Il vantaggio non e solo tecnico. E commerciale: meno clic sprecati, meno pagine inutili, piu alternative mostrate al momento giusto e meno rischio di perdere traffico su Google.

Se vuoi ragionare su catalogo, SEO, feed e campagne in modo coordinato, il punto di partenza e una struttura che non costringa a fare tutto a mano. Qui entrano sia lo sviluppo eCommerce sia la parte di strategia digitale e performance.

Fonti Google utili

Per questo articolo abbiamo incrociato le linee guida ufficiali Google su dati strutturati Product, attributo disponibilita nel Merchant Center, redirect 301 e migrazioni URL e codici HTTP come 404 e 410.

FAQ: prodotti esauriti, SEO e redirect

Un prodotto esaurito va eliminato dal sito?

No, non automaticamente. Se il prodotto tornera disponibile, ha traffico o ha valore SEO, spesso conviene lasciarlo online con disponibilita chiara, alternative e avviso di rientro.

Quando conviene fare redirect 301 da un prodotto esaurito?

Conviene quando il prodotto non tornera e hai un sostituto molto simile, coerente con la stessa intenzione di acquisto. Il redirect verso un prodotto casuale o verso la home e quasi sempre una cattiva idea.

Meglio 404 o 410 per un prodotto non piu disponibile?

Se il prodotto e definitivamente eliminato e non ha valore, 404 o 410 possono andare bene.
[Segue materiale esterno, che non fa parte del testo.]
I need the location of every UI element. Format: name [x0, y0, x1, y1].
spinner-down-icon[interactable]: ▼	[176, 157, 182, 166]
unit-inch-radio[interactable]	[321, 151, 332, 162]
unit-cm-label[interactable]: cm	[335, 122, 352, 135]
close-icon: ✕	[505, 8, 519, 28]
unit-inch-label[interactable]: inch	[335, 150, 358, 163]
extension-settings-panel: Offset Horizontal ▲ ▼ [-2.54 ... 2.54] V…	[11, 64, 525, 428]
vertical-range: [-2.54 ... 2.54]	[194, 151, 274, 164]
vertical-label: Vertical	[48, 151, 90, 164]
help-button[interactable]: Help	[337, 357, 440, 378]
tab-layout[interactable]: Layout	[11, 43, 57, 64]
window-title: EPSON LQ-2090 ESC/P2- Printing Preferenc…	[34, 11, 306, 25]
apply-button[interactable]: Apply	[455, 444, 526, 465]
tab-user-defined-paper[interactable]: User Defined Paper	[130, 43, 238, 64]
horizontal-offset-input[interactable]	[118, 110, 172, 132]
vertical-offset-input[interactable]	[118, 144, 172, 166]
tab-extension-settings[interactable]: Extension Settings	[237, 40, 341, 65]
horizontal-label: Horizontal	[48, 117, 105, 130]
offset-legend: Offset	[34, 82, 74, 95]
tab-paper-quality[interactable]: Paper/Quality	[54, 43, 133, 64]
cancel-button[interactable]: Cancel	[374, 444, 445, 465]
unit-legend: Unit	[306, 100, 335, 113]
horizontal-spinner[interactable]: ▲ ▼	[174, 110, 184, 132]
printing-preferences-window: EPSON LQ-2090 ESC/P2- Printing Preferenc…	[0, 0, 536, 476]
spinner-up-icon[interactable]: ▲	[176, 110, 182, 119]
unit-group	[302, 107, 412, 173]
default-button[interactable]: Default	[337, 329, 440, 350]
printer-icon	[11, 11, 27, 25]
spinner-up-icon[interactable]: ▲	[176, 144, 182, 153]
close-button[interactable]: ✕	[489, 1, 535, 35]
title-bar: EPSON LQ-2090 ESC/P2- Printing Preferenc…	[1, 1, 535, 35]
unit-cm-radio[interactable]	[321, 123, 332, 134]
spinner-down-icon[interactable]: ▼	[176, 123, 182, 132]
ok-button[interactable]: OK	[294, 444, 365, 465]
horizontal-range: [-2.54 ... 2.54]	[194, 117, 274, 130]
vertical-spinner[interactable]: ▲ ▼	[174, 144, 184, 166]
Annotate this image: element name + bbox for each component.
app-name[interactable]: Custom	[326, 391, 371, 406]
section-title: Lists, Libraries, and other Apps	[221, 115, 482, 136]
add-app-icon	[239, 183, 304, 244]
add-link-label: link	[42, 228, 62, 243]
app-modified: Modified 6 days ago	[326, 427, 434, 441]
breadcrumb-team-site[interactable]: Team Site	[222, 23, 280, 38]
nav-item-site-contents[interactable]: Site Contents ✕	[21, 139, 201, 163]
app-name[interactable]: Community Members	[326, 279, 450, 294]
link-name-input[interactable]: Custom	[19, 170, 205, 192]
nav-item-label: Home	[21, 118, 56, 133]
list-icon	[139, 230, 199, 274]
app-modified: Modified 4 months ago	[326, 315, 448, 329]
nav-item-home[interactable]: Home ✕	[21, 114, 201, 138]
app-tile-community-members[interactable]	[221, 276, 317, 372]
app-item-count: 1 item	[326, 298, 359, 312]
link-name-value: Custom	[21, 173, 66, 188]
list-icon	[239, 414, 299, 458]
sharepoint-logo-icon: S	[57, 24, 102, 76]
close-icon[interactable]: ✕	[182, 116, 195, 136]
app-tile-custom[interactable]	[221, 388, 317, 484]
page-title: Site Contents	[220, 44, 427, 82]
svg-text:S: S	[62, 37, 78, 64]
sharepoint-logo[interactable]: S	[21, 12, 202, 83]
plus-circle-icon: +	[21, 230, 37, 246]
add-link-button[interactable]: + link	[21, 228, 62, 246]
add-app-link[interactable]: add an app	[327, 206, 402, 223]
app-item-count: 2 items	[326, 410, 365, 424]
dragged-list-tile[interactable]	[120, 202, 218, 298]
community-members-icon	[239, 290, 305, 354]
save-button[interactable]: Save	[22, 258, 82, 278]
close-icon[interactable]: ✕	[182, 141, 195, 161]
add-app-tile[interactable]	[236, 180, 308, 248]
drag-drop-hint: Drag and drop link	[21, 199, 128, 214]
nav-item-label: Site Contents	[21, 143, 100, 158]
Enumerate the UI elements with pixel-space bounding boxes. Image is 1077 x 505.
Il 410 comunica una rimozione definitiva, ma la scelta va fatta dopo aver controllato traffico, backlink, sitemap e possibili alternative.

I prodotti out of stock devono restare nella sitemap?
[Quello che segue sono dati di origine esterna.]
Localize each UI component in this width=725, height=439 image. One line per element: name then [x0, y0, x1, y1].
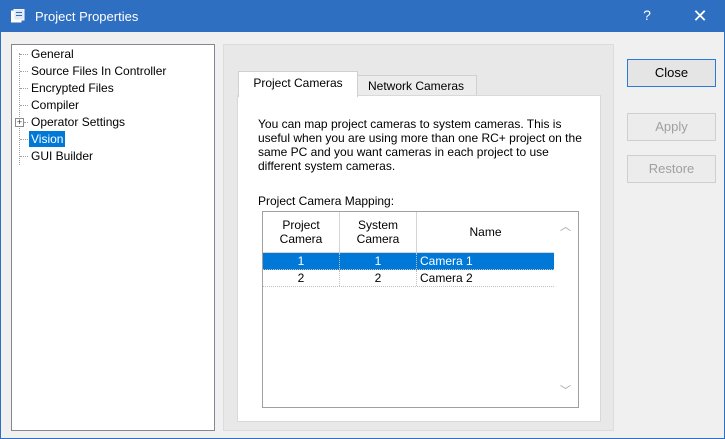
project-camera-cell[interactable]: 2: [263, 270, 340, 286]
title-bar[interactable]: Project Properties ? ✕: [1, 1, 724, 32]
table-row[interactable]: 1 1 Camera 1: [263, 253, 555, 270]
project-camera-cell[interactable]: 1: [263, 253, 340, 269]
expand-icon[interactable]: +: [15, 118, 24, 127]
name-cell[interactable]: Camera 1: [417, 253, 555, 269]
column-header-project-camera[interactable]: Project Camera: [263, 212, 340, 253]
tree-item-label: General: [31, 47, 74, 61]
help-button[interactable]: ?: [635, 7, 659, 27]
camera-mapping-grid: Project Camera System Camera Name 1 1 Ca…: [262, 211, 579, 408]
tree-item-label: Operator Settings: [31, 115, 126, 129]
column-header-name[interactable]: Name: [417, 212, 555, 253]
column-header-label: System Camera: [356, 218, 400, 246]
tree-item-label: GUI Builder: [31, 149, 94, 163]
project-properties-icon: [11, 9, 25, 23]
close-window-button[interactable]: ✕: [687, 6, 713, 28]
tab-project-cameras[interactable]: Project Cameras: [238, 71, 358, 97]
restore-button[interactable]: Restore: [627, 155, 716, 183]
column-header-system-camera[interactable]: System Camera: [340, 212, 417, 253]
project-properties-window: Project Properties ? ✕ General Source Fi…: [0, 0, 725, 439]
table-row[interactable]: 2 2 Camera 2: [263, 270, 555, 287]
apply-button[interactable]: Apply: [627, 113, 716, 141]
scroll-up-icon[interactable]: ︿: [560, 218, 571, 234]
project-cameras-tab-page: You can map project cameras to system ca…: [237, 95, 601, 422]
description-text: You can map project cameras to system ca…: [258, 117, 582, 173]
tree-item-label: Compiler: [31, 98, 80, 112]
scroll-down-icon[interactable]: ﹀: [560, 382, 571, 398]
name-cell[interactable]: Camera 2: [417, 270, 555, 286]
tree-connector-line: [19, 53, 20, 165]
system-camera-cell[interactable]: 1: [340, 253, 417, 269]
column-header-label: Project Camera: [279, 218, 323, 246]
mapping-label: Project Camera Mapping:: [258, 194, 395, 208]
tree-item-label: Vision: [29, 131, 66, 147]
vision-settings-panel: Network Cameras You can map project came…: [223, 44, 614, 431]
system-camera-cell[interactable]: 2: [340, 270, 417, 286]
properties-tree: General Source Files In Controller Encry…: [11, 44, 215, 431]
tree-item-label: Encrypted Files: [31, 81, 114, 95]
tab-network-cameras[interactable]: Network Cameras: [355, 75, 477, 96]
vertical-scrollbar[interactable]: ︿ ﹀: [554, 212, 577, 407]
close-button[interactable]: Close: [627, 59, 716, 87]
tree-item-label: Source Files In Controller: [31, 64, 167, 78]
column-header-label: Name: [469, 225, 502, 239]
window-title: Project Properties: [35, 9, 139, 24]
Solo se hanno ancora valore e una ragione per essere scoperti. Un prodotto temporaneamente esaurito puo restare in sitemap. Un prodotto fuori produzione da mesi, senza traffico e senza alternative, di solito va rimosso.
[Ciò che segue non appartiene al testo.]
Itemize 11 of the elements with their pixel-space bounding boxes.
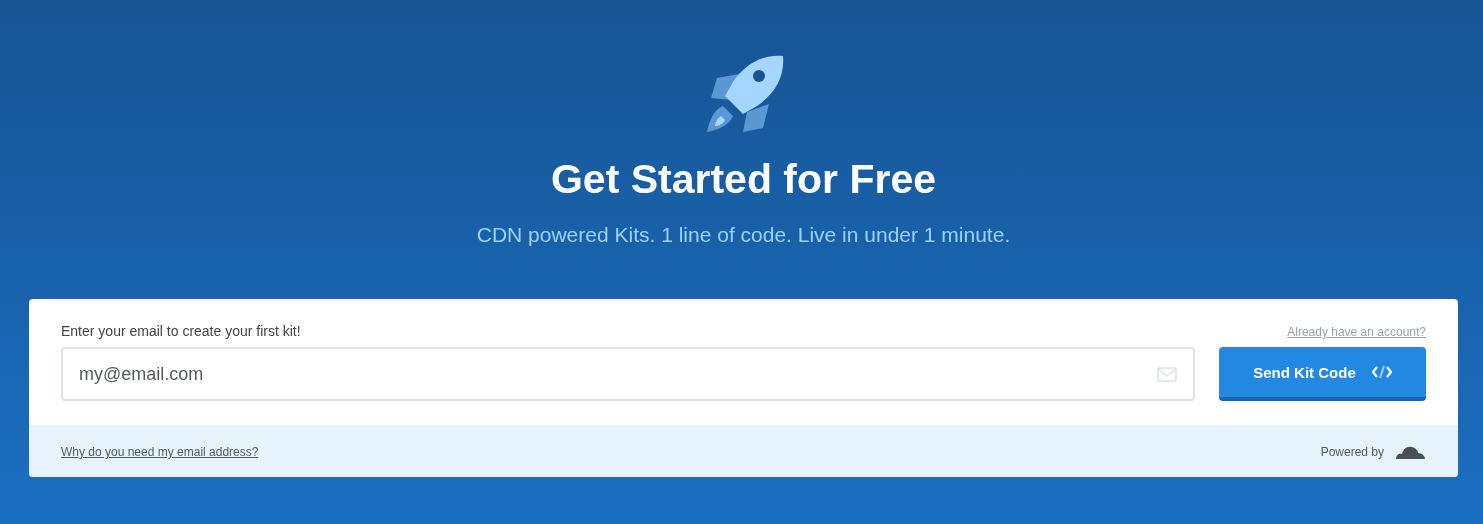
subtitle: CDN powered Kits. 1 line of code. Live in under 1 minute. [476, 223, 1011, 247]
cloud-icon [1394, 445, 1426, 459]
powered-by-text: Powered by [1320, 445, 1384, 459]
send-kit-code-button[interactable]: Send Kit Code [1219, 347, 1426, 401]
login-link[interactable]: Already have an account? [1287, 325, 1426, 339]
code-icon [1371, 365, 1392, 379]
help-link[interactable]: Why do you need my email address? [61, 445, 259, 459]
envelope-icon [1157, 367, 1177, 382]
page-title: Get Started for Free [550, 156, 936, 203]
email-label: Enter your email to create your first kit! [61, 323, 301, 339]
email-field[interactable]: my@email.com [61, 347, 1195, 401]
Il preorder e sicuro per la SEO?

Si, se e reale e trasparente. La pagina, i dati strutturati, il feed Merchant Center e le campagne devono indicare chiaramente che il prodotto e prenotabile o non disponibile immediatamente.

Cosa succede a Google Ads se il feed dice una cosa e la pagina un'altra?

Si creano segnali incoerenti, possibili disapprovazioni e clic sprecati. Feed, pagina prodotto, stock e campagne devono essere allineati, soprattutto con Shopping e Performance Max.